As I started to write this article and needed to find an image for the home page, a thought occurred to me: “Could there possibly be a picture of Rashaad Penny and Justin Tucker together?” I didn’t even search for it. Of course not, that would be insane. Literally, I think I’ll lose my mind if such a picture exists.
Penny is a rookie. He’s been in the league for five games. (Kinda). He’s a running back. He’s on the Seattle Seahawks.
Tucker is a veteran. He’s in his seventh season. He’s a kicker. He’s on the Baltimore Ravens.
The two players have never been on the same football field, as far as I could tell. So how could they possibly be linked together for this article? Just from the fact that I began to wonder, would I rather have Penny or Tucker on the Seahawks? It’s a weird thing to consider for a number of reasons, but most pertinent of all is that Tucker is a kicker. Penny is a running back. More important than Penny being a running back though is that Tucker is a kicker. A kicker. We aren’t supposed to care about those. Those guys don’t get drafted in the first round. (Unless you’re Seattle’s current kicker, who by the way was drafted 18 years ago.) Penny was just drafted in the first round.
How could a kicker ever be more valuable than a running back? I’m not sure we have the time to go over all the reasons we got here, but we got here.
A kicker, in some cases, seems to absolutely be more valuable than a running back. Even a good running back.
We can’t quantify how many games the Seahawks have lost in the last three years because of their running backs. I’m sure it’s more than zero, but given the value of the position today, it’s probably not that much more than zero. We can quantify how many games they’ve been losing because of their kickers though, and it’s too many.

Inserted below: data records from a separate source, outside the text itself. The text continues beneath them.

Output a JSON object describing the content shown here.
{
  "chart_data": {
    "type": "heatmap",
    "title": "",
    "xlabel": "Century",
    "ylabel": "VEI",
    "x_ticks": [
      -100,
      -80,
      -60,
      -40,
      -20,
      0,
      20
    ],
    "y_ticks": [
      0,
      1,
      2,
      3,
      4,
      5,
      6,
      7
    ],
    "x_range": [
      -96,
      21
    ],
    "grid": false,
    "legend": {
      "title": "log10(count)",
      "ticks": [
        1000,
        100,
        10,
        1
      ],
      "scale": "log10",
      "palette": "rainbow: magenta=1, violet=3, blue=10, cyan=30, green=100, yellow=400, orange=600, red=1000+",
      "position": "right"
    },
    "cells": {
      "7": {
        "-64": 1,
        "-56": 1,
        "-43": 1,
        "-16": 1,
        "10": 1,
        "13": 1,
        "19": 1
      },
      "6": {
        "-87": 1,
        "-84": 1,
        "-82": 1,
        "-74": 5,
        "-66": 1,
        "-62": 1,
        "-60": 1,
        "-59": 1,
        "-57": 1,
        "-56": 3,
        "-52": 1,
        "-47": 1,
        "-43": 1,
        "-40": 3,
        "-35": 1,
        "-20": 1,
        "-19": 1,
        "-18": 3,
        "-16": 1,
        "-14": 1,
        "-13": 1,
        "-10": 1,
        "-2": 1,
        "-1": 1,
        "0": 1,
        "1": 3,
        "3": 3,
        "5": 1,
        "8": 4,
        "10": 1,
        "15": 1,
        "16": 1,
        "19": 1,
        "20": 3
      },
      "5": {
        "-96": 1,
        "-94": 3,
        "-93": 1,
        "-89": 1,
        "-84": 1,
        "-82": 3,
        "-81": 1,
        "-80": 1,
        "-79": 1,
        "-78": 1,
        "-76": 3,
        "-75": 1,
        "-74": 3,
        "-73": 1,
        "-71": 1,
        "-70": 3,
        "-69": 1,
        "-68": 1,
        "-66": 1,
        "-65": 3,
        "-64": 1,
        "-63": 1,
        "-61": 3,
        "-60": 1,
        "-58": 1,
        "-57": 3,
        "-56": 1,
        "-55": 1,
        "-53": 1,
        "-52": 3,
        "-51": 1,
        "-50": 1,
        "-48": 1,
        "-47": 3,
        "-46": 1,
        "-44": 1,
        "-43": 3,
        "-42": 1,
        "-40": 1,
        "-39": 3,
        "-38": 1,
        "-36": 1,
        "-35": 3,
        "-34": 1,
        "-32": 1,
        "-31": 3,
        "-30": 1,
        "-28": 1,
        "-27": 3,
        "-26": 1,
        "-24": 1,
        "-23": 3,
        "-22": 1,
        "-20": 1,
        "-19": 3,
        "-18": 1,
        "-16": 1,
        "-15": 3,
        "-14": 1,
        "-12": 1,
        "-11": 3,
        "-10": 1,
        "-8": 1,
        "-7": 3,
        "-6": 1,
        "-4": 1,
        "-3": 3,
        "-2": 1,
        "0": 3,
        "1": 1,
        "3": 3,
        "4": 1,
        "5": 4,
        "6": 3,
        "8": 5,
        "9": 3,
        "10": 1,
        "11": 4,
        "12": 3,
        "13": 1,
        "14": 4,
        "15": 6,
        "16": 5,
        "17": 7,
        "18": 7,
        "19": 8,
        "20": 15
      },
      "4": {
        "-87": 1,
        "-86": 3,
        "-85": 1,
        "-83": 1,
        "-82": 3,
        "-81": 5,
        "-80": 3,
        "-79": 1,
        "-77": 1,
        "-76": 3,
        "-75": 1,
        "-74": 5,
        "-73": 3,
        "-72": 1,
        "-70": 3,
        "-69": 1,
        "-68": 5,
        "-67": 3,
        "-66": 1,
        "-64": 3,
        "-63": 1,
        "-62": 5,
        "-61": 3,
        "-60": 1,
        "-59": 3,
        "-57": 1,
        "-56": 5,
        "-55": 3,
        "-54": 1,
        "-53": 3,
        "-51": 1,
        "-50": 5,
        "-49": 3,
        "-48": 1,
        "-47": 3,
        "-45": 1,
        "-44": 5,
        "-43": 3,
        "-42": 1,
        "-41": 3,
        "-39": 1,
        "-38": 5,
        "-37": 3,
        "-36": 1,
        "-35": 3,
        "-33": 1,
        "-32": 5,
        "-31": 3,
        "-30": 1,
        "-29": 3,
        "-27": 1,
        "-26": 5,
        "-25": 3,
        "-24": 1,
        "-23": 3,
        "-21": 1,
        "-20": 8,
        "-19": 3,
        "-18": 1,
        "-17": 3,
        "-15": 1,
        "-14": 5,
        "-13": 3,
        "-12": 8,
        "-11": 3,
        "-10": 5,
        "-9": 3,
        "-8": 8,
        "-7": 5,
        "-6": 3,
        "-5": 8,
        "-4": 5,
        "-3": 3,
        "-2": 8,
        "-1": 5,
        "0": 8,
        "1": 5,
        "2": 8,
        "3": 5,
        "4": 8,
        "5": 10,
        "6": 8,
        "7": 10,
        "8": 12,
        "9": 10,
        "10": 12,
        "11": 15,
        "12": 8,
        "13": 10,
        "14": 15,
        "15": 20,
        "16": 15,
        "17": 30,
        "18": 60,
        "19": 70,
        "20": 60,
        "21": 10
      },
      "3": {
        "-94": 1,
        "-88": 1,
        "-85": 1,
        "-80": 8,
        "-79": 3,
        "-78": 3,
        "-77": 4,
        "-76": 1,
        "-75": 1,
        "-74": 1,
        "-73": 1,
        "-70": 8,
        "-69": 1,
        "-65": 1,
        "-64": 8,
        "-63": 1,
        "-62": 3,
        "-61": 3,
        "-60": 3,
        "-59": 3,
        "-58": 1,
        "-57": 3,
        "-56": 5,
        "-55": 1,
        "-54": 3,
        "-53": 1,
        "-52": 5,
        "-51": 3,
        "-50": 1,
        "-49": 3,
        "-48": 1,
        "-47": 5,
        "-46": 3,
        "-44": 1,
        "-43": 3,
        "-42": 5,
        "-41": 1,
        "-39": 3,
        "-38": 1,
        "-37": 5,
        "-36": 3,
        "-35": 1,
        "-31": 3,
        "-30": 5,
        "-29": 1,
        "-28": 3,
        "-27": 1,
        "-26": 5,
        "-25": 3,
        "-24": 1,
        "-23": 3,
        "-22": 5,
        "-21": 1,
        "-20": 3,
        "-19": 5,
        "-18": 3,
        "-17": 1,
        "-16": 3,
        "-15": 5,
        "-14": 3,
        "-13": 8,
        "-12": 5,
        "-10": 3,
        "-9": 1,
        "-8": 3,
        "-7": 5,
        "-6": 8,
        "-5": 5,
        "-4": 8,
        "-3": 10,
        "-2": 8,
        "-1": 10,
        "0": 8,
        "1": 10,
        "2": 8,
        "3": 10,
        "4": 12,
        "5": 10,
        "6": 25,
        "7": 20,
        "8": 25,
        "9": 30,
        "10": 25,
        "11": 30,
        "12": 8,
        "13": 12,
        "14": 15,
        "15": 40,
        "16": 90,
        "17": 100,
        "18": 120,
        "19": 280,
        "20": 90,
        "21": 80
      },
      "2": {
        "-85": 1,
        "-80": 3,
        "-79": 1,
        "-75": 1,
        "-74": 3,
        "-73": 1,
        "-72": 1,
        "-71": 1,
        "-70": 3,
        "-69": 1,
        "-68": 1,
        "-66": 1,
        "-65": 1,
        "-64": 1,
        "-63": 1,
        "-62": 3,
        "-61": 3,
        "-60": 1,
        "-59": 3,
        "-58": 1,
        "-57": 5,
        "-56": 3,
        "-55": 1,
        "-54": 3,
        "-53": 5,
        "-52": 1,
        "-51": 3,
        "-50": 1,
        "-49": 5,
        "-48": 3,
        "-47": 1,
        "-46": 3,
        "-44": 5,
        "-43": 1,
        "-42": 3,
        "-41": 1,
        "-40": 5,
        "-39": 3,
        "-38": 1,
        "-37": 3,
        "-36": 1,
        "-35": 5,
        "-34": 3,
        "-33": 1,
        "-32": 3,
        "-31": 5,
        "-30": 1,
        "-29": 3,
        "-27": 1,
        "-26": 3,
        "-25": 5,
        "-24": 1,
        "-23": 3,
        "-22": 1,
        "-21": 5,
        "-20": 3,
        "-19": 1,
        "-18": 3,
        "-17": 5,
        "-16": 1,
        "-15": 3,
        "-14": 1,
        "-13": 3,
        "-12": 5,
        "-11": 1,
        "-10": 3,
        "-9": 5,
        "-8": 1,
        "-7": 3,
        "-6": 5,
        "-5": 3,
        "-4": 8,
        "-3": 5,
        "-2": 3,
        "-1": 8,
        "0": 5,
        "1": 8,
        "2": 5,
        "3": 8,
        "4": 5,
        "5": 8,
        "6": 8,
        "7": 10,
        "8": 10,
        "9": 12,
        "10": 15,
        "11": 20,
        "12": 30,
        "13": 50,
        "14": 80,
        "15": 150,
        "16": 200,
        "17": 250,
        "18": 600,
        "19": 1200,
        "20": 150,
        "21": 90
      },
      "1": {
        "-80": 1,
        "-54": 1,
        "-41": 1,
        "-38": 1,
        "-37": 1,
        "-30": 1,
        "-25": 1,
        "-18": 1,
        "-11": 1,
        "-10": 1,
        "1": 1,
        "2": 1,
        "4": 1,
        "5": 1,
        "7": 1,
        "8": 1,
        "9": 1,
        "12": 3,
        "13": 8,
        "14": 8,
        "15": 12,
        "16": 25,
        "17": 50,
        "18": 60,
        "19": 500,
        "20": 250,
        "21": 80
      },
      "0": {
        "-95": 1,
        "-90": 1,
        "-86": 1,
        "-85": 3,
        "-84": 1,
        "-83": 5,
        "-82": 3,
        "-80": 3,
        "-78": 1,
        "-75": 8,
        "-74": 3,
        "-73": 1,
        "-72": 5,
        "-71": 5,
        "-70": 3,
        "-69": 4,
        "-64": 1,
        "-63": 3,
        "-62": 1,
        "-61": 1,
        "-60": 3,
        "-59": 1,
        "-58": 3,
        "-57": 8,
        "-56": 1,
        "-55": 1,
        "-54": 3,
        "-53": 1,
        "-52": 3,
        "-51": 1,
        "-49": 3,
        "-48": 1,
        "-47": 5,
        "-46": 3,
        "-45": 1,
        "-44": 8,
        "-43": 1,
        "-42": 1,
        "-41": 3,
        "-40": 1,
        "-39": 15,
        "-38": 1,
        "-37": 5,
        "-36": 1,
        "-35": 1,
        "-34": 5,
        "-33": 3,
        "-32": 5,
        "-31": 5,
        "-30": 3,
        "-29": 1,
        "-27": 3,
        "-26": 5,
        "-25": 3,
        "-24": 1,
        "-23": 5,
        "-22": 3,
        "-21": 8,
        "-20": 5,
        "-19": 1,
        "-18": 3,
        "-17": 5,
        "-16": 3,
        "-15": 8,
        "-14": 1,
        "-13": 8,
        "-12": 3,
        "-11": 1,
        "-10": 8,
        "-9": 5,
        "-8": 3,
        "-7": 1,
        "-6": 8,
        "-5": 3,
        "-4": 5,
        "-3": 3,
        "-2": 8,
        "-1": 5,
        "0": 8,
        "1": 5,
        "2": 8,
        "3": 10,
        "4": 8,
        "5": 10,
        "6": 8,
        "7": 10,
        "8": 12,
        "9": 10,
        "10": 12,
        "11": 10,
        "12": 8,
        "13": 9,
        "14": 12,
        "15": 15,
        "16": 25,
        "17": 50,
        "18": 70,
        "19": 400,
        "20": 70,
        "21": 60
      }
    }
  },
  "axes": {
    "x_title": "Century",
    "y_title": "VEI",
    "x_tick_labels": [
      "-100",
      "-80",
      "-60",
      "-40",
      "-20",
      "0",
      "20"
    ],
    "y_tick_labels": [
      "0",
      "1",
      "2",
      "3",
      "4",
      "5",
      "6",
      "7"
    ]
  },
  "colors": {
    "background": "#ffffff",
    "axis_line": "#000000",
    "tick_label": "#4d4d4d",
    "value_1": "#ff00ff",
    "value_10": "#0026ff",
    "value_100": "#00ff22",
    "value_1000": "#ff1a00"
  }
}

A lot of other teams feel the same way. Finding a good kicker has become really hard to do and finding a good running back has not been that difficult. On Sunday, Mason Crosby missed four field goals (three from under 45 yards) and a PAT. And he’s one of the reliable ones. Many teams don’t have kickers that they feel they can count on beyond 50 yards, as we saw during the Steven Hauschka era.
The Eagles’ Jake Elliott is 0-for-2 on kicks beyond 40 yards. The Lions’ Matt Prater is 1-for-4 on those kicks. Arizona’s Phil Dawson hasn’t made a kick outside of 30 this year. (0-for-2, the Cardinals are terrible.) Finding a great kicker is really difficult.
And Tucker is the best kicker in the league. Maybe the best kicker in history.
Tucker is 12-for-14 with two uncharacteristic misses from under 50 yards — one was blocked by the Broncos and the other was blocked by the Browns. In his career, Tucker is 50-of-50 inside 30, 65-of-67 from 30-39, 63-of-71 from 40-49, and 36-of-50 from 50 and beyond. He’s got a long of 61 and he’s twice hit from 57. He is 217-of-217 on extra points.
How badly would you want Tucker on the Seahawks? Bad enough to swap your first round running back for him straight up? I proposed this question on Twitter and there were nearly 3,000 votes. The result was just like Justin Tucker from inside 30 yards: 50/50.
Now, some people responded with the idea that I was saying Seattle should trade Penny for Tucker. That’s not what the tweet was about at all. I was just curious if others would. It turns out that a lot of them would. A first round running back or a Hall of Fame kicker?
I don’t know what the right answer is, and I certainly don’t know that a right answer even exists, but I think it’s more than worthy of speculation. Great kicker or good running back...in the modern game, which would make you feel better about the Seahawks chances?